I went over to the bar and the bartender, Lauren, slid me a bottle of beer. “Happy birthday, sweetheart,” she said with a grin. “Almost legal.”
“Where the fuck did that shirt come from?” Alan, one of the guys I worked with on the ranch, asked as he came over and slung an arm around me.
“Gift from my mother,” I said. “Told her I’d wear it out tonight and impress you all.”
Alan grinned. “Figured something like that would be from your brother. But I guess it takes a real man to be able to wear pink like that out in public.”
“How is your mom?” Lauren asked.
“Hangin’ in there,” I said.
“Tell her we’re thinking of her.”
“I will.” I took a sip of the beer, cold and bitter as it went down my throat.
Aside from it being my birthday, though, there wasn’t much different about tonight. It was Friday night, so the place was pretty busy, but I recognized almost all the faces—all except for a girl sitting at a table with a couple guys I went to high school with.

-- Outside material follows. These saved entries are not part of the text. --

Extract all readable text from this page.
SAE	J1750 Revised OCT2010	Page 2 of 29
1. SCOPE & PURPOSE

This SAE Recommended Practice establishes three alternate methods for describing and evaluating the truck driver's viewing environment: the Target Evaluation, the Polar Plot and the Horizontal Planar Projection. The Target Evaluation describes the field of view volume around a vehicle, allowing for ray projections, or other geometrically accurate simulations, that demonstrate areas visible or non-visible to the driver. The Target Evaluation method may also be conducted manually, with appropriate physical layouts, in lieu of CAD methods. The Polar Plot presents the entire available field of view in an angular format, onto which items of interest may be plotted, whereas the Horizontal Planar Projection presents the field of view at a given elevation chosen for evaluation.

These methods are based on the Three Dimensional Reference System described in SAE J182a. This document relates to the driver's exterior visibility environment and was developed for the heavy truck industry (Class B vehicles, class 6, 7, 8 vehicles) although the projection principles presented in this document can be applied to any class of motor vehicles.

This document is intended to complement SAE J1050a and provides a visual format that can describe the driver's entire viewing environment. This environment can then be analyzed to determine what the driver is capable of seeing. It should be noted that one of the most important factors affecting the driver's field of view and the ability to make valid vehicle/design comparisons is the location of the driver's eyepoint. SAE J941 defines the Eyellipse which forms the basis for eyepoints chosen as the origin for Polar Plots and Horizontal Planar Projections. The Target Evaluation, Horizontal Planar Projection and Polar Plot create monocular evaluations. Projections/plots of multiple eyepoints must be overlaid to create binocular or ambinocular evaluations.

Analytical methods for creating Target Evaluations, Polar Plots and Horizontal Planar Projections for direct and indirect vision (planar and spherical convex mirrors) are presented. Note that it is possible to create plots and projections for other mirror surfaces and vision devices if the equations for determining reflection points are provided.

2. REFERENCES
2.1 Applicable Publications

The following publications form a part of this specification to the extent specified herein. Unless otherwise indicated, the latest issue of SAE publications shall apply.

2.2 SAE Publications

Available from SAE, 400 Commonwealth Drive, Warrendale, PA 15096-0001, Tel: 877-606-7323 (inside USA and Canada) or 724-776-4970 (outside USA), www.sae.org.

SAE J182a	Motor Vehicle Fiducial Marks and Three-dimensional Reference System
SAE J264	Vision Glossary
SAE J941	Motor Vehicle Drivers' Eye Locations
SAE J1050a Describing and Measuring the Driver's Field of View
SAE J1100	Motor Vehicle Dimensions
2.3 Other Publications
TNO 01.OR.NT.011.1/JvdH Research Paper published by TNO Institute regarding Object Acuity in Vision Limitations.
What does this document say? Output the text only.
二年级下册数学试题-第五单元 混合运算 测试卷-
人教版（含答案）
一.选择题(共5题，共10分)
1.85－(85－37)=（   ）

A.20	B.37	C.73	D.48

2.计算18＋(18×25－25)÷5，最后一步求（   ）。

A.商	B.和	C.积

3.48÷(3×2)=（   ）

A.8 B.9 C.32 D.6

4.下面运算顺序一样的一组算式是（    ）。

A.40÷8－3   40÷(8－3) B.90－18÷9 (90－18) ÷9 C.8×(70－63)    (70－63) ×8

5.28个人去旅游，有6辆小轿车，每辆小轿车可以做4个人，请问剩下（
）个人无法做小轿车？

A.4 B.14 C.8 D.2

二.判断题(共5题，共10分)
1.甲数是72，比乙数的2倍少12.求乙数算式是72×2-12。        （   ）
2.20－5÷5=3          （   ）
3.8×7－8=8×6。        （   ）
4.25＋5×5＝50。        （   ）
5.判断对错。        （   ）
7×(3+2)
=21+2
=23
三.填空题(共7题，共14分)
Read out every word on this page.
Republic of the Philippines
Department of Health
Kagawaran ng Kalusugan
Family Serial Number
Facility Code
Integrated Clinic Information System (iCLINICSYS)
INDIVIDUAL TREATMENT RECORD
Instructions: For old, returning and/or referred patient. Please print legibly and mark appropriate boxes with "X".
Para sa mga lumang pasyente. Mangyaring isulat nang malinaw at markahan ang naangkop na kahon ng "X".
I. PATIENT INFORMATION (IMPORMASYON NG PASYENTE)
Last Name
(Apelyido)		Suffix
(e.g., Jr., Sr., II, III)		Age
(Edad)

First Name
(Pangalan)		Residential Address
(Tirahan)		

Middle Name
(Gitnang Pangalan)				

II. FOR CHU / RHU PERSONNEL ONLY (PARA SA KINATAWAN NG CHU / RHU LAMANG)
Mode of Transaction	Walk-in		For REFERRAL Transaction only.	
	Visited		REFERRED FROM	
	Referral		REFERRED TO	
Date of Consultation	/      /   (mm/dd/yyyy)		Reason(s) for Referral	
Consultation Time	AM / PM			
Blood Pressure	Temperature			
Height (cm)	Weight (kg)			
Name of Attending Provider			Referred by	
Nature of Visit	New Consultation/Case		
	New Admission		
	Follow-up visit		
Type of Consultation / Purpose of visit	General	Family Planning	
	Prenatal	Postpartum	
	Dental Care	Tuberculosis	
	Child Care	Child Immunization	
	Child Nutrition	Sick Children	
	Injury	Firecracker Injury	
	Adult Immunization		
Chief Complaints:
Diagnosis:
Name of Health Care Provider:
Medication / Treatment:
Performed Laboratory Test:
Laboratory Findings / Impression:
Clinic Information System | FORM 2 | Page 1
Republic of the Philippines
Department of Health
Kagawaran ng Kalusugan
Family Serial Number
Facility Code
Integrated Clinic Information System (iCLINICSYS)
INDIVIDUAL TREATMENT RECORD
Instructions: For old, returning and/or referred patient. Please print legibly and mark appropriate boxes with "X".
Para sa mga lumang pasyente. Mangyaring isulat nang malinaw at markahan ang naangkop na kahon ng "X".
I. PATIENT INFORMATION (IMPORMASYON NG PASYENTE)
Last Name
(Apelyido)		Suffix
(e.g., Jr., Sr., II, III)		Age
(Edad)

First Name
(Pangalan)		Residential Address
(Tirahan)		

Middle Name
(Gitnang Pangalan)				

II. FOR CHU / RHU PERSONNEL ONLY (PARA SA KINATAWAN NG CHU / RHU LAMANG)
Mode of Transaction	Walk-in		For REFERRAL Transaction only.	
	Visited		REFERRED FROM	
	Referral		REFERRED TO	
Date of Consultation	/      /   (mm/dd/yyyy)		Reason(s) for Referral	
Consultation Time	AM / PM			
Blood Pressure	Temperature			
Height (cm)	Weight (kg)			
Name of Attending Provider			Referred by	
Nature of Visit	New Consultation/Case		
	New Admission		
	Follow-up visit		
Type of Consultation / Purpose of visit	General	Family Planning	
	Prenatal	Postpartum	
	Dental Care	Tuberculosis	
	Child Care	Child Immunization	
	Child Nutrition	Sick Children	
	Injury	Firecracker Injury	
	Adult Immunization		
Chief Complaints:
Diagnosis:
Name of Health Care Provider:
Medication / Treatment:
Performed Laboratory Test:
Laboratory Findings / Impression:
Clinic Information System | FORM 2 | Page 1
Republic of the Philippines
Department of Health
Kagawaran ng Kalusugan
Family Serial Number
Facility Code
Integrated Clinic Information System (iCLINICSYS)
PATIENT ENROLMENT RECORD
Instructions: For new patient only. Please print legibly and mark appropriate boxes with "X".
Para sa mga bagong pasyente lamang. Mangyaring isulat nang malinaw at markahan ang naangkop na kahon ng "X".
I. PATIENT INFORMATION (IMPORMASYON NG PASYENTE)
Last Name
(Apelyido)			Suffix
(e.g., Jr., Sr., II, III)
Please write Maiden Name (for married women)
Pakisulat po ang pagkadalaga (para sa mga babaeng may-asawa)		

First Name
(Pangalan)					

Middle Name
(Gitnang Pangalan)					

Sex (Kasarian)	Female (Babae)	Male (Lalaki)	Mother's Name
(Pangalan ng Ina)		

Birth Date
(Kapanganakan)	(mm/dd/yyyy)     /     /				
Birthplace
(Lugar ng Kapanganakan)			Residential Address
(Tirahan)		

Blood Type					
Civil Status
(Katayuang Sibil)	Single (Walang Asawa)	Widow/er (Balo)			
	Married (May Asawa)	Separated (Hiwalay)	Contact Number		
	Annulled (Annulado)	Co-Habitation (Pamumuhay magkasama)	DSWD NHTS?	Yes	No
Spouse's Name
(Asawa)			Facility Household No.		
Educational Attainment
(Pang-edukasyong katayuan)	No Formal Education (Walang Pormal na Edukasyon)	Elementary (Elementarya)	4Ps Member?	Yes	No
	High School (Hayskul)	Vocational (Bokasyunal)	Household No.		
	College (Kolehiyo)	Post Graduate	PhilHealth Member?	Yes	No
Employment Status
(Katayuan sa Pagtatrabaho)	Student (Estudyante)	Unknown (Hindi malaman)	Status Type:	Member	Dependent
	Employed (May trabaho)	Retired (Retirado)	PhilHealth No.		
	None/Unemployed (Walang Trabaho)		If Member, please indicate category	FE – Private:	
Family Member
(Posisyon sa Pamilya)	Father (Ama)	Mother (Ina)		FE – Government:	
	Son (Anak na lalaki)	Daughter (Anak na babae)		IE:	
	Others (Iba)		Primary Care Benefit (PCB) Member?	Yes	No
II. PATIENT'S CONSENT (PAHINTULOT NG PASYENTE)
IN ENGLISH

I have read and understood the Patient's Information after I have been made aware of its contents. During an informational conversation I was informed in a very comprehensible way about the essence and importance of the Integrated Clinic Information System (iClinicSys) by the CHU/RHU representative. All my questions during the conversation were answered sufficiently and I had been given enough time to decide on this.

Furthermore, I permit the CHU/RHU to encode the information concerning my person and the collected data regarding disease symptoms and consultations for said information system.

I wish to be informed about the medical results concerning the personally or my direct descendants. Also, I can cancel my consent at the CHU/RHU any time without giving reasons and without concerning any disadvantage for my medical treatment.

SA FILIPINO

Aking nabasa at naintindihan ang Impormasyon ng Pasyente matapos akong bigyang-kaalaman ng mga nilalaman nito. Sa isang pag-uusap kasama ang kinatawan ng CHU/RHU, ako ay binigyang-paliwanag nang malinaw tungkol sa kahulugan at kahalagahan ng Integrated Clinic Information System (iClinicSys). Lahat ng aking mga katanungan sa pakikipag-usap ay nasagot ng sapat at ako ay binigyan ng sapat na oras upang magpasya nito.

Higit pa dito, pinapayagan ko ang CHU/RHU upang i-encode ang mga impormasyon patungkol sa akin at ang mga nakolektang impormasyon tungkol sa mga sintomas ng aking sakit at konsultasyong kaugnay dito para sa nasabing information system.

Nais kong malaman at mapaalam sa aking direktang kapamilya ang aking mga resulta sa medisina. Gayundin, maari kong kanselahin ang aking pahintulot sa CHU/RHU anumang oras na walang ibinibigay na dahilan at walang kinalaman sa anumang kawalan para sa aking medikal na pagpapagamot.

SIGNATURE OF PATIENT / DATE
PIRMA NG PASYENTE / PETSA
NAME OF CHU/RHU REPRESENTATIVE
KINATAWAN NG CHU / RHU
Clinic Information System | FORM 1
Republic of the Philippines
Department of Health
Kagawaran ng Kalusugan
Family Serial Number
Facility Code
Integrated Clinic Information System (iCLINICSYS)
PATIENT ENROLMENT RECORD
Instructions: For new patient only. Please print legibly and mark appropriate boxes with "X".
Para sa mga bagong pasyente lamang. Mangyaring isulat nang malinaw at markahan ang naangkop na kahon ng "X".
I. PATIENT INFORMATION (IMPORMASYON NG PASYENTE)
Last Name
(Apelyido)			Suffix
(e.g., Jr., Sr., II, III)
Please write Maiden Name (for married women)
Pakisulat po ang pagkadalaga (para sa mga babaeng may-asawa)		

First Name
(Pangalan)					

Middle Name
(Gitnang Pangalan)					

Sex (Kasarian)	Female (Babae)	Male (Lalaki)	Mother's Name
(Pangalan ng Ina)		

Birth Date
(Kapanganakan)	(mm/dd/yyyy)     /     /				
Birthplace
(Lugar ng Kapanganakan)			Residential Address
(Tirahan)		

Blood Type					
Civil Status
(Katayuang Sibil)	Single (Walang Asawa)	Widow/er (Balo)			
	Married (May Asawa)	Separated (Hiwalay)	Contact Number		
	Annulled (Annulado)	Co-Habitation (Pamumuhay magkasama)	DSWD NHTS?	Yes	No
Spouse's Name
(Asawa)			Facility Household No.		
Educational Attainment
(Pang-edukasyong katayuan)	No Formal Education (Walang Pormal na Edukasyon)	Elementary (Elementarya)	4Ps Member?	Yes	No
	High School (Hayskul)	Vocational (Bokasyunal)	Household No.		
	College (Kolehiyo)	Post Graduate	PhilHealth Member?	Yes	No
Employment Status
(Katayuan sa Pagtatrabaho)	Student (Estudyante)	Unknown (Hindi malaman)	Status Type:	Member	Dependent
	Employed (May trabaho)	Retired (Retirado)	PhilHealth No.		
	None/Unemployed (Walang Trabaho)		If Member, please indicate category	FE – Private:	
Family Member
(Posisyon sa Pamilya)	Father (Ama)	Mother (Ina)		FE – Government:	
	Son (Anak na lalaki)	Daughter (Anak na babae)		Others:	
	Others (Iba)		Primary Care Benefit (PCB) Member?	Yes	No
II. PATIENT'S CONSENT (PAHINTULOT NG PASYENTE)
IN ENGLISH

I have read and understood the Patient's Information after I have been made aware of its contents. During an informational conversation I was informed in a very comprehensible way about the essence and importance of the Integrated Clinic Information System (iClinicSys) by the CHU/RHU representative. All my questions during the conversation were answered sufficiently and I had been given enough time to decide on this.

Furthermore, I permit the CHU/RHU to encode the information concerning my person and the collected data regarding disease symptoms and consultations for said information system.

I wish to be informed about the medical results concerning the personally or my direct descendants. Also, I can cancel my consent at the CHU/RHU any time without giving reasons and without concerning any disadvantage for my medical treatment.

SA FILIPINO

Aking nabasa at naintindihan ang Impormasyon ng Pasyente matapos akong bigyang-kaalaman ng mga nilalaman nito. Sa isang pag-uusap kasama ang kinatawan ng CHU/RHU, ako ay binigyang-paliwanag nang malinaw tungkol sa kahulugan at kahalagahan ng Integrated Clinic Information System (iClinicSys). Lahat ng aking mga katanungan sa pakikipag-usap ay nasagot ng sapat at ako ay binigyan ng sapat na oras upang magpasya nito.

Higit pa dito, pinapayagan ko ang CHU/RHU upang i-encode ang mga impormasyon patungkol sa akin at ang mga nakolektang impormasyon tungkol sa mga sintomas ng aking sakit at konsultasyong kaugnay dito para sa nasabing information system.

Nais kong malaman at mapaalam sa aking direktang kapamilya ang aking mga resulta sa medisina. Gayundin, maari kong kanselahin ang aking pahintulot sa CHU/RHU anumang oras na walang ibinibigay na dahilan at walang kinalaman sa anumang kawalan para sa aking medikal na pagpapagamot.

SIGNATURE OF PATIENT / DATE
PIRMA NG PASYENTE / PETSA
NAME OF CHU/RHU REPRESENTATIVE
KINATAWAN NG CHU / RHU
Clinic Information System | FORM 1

Her back was to me, but when she turned, I saw her profile, and she wasn’t anyone I recognized.
I sat at the bar and listened to Alan tell me about chasing down a few escaped heifers that almost made it into town. My phone was in the front pocket of my jeans, and I felt it vibrate against my leg. I pulled it out and flipped it open to see who was calling. Carolyn. She’d want to know where I was, and if I told her I was here at the Watering Hole, she’d first give me shit for being at a bar when I wasn’t twenty-one, then she’d come down there and hang out.